Алексей кинулся выполнять приказ командира: он быстро расправился с замком; а потом последовал за майором, который уже медленно шел по коридору.
Они спустились на первый этаж, где располагались кабинеты штабных служащих, в том числе рабочее место Костюченко.
Майор жестом пригласил Савельева входить, сам проследовал к столу и занял свое место рядом еще с двумя военными. Алексей замер на середине просторной комнаты, он с удивлением разглядывал погоны и петлицы на кителях присутствовавших: два майора и старший лейтенант госбезопасности. Ох, неспроста собралась такая компания вместе.
Костюченко нахмурил белесые брови:
– Так, товарищи, это младший лейтенант Савельев, оперуполномоченный нашего отдела контрразведки 134-й стрелковой дивизии. На должность назначен недавно, опыта пока только набирается. Товарищ младший лейтенант, у нас здесь заседание комиссии по расследованию м… происшествия у вас на допросе. Самоубийство задержанного Ивана Грошева. Изучаем обстоятельства этого дела. Вы, как непосредственный свидетель произошедшего, расскажите подробно, как все произошло.
Алексей в деталях описал все события сегодняшнего утра. Члены комиссии переглянулись между собой.

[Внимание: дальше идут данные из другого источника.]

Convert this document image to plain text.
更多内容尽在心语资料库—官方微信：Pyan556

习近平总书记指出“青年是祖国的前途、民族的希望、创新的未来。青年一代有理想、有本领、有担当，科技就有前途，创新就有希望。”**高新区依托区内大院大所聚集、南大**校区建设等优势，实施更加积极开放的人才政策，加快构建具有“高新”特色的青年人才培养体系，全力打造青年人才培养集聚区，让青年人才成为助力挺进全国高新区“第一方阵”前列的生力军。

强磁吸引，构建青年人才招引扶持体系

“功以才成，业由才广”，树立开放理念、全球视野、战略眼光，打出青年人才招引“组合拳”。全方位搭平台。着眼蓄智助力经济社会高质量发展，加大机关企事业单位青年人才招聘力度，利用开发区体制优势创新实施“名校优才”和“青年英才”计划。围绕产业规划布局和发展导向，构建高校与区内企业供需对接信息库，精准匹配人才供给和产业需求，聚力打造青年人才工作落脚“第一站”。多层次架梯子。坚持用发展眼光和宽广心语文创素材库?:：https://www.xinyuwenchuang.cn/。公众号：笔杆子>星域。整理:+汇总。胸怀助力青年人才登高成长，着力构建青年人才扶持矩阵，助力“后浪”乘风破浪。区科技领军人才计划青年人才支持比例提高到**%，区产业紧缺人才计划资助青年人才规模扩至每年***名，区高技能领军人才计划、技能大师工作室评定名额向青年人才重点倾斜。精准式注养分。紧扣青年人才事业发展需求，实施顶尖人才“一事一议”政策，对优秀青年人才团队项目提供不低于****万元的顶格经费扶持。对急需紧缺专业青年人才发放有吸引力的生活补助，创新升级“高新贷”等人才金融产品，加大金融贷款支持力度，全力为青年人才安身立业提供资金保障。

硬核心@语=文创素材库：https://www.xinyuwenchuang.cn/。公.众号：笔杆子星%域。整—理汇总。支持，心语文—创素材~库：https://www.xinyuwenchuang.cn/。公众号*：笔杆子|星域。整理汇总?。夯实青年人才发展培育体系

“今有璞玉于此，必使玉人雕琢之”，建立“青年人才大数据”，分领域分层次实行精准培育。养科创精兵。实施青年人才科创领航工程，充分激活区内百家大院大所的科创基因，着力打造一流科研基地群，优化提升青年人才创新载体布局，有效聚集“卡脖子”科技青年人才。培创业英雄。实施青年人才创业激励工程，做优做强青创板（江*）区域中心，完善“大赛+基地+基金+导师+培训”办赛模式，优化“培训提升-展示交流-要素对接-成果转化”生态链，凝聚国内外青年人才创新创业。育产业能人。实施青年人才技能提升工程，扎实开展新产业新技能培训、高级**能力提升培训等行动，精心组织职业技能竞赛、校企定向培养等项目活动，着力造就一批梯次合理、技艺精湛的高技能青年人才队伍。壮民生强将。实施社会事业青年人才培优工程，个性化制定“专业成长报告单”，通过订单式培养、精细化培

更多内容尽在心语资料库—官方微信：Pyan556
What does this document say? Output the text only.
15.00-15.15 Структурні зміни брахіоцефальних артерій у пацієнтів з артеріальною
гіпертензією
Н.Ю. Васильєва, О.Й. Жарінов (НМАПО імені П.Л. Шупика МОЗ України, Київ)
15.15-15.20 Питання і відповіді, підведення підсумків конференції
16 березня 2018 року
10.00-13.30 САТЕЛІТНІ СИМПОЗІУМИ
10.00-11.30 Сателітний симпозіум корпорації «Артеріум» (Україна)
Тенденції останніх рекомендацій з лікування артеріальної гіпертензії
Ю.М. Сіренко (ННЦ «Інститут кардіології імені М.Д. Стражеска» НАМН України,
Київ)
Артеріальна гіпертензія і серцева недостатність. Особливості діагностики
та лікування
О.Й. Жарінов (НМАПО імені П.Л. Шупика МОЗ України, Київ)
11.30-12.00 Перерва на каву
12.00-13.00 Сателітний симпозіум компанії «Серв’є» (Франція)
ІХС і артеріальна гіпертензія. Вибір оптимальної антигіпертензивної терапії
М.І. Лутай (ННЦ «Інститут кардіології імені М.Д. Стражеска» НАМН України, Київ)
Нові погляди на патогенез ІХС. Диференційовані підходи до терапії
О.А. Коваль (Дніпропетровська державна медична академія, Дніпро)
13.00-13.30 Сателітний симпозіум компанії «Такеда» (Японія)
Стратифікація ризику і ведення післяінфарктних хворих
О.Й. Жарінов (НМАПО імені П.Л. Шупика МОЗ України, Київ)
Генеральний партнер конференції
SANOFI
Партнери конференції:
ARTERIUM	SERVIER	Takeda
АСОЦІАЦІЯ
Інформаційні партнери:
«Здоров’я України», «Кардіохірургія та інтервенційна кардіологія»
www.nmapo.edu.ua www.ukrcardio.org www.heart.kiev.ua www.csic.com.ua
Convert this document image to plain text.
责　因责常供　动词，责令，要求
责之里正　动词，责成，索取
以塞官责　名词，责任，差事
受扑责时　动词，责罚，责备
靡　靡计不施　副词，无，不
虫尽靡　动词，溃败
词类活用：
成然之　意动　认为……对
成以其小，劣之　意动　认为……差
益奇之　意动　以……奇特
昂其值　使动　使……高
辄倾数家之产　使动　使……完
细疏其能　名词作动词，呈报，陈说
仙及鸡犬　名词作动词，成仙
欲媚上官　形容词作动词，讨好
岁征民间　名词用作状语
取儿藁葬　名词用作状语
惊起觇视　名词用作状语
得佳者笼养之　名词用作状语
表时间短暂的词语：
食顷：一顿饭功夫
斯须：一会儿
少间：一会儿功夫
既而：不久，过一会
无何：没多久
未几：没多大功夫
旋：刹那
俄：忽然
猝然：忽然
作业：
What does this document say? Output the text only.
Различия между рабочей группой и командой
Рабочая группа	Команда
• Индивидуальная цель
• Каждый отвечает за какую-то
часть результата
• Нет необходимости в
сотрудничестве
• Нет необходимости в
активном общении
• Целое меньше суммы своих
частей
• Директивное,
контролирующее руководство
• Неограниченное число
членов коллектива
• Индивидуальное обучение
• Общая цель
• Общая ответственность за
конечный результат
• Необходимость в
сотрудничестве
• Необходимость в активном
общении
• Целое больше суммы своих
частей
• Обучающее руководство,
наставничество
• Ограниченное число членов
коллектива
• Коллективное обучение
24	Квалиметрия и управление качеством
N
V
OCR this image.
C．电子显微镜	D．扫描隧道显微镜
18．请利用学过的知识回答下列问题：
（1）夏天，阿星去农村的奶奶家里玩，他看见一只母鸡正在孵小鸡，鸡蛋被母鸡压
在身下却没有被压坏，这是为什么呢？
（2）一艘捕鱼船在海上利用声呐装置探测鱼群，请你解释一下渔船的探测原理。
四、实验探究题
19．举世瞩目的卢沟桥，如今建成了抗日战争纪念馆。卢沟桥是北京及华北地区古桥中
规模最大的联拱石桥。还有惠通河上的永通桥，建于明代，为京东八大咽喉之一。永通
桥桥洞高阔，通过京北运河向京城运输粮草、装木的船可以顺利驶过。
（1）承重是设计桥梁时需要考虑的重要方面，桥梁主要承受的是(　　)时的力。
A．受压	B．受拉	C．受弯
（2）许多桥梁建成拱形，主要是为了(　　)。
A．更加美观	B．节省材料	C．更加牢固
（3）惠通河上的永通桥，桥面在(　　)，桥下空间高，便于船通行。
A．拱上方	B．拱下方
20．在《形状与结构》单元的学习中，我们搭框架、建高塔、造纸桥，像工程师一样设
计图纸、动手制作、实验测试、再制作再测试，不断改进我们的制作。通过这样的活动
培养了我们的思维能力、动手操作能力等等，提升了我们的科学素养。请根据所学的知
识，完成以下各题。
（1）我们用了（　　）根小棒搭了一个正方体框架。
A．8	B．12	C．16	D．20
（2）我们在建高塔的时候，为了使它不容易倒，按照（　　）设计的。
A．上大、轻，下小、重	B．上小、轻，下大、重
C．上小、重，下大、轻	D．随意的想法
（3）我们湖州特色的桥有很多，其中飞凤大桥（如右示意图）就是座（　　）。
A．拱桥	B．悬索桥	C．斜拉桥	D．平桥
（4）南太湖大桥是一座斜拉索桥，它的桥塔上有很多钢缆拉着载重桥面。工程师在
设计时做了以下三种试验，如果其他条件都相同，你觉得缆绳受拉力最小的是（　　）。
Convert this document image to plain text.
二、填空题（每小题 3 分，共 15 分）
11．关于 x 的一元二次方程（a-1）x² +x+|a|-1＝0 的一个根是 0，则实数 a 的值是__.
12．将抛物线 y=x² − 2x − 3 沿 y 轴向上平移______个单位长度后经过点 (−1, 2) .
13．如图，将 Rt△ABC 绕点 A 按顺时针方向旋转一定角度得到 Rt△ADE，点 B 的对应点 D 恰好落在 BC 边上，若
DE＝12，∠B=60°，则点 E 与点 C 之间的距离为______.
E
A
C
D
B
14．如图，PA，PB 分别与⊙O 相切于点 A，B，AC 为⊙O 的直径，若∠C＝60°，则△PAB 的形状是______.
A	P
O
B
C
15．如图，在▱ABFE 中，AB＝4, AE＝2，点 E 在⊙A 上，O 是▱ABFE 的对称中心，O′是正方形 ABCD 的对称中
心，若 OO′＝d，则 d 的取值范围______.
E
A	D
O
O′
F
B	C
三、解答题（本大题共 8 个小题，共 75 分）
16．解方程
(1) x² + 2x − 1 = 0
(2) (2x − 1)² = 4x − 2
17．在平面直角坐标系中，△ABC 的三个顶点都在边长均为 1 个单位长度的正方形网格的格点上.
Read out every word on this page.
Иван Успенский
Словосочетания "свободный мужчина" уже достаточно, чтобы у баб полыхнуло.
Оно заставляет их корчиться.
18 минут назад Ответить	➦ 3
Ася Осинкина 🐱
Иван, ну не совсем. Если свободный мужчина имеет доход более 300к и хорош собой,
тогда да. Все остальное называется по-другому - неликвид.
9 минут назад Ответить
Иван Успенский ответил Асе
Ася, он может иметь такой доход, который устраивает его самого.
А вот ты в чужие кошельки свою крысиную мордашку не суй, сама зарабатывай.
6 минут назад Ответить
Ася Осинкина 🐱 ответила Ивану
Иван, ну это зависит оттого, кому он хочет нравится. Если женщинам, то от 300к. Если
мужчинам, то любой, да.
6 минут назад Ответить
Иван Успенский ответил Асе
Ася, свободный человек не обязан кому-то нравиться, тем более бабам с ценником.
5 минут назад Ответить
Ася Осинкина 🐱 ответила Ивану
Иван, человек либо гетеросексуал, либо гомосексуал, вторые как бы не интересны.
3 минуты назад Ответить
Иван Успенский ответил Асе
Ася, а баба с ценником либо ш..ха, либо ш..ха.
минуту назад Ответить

Костюченко вдруг вздохнул и отодвинул в сторону записи, которые вел во время рассказа Савельева:
– Товарищ младший лейтенант, хорошо, что вы все в таких подробностях запомнили. Но что вы скажете вот о следующей информации? – он зачитал вслух строки из отдельного листа. – Осуждает деятельность СМЕРШ, подвергает сомнениям правомерность действий контрразведки, сочувствует власовцам, считая их предательство случайностью. Не пригоден к службе в рядах СМЕРШ.
От возмущения Алексей потерял дар речи на несколько секунд. Он мгновенно понял, кто написал донос, – Никодим Евстафьев. Капитан не только неизменно фыркал на все слова молодого напарника, считая его очень наивным, еще и поспешил изложить свои домыслы в доносе руководству подразделения.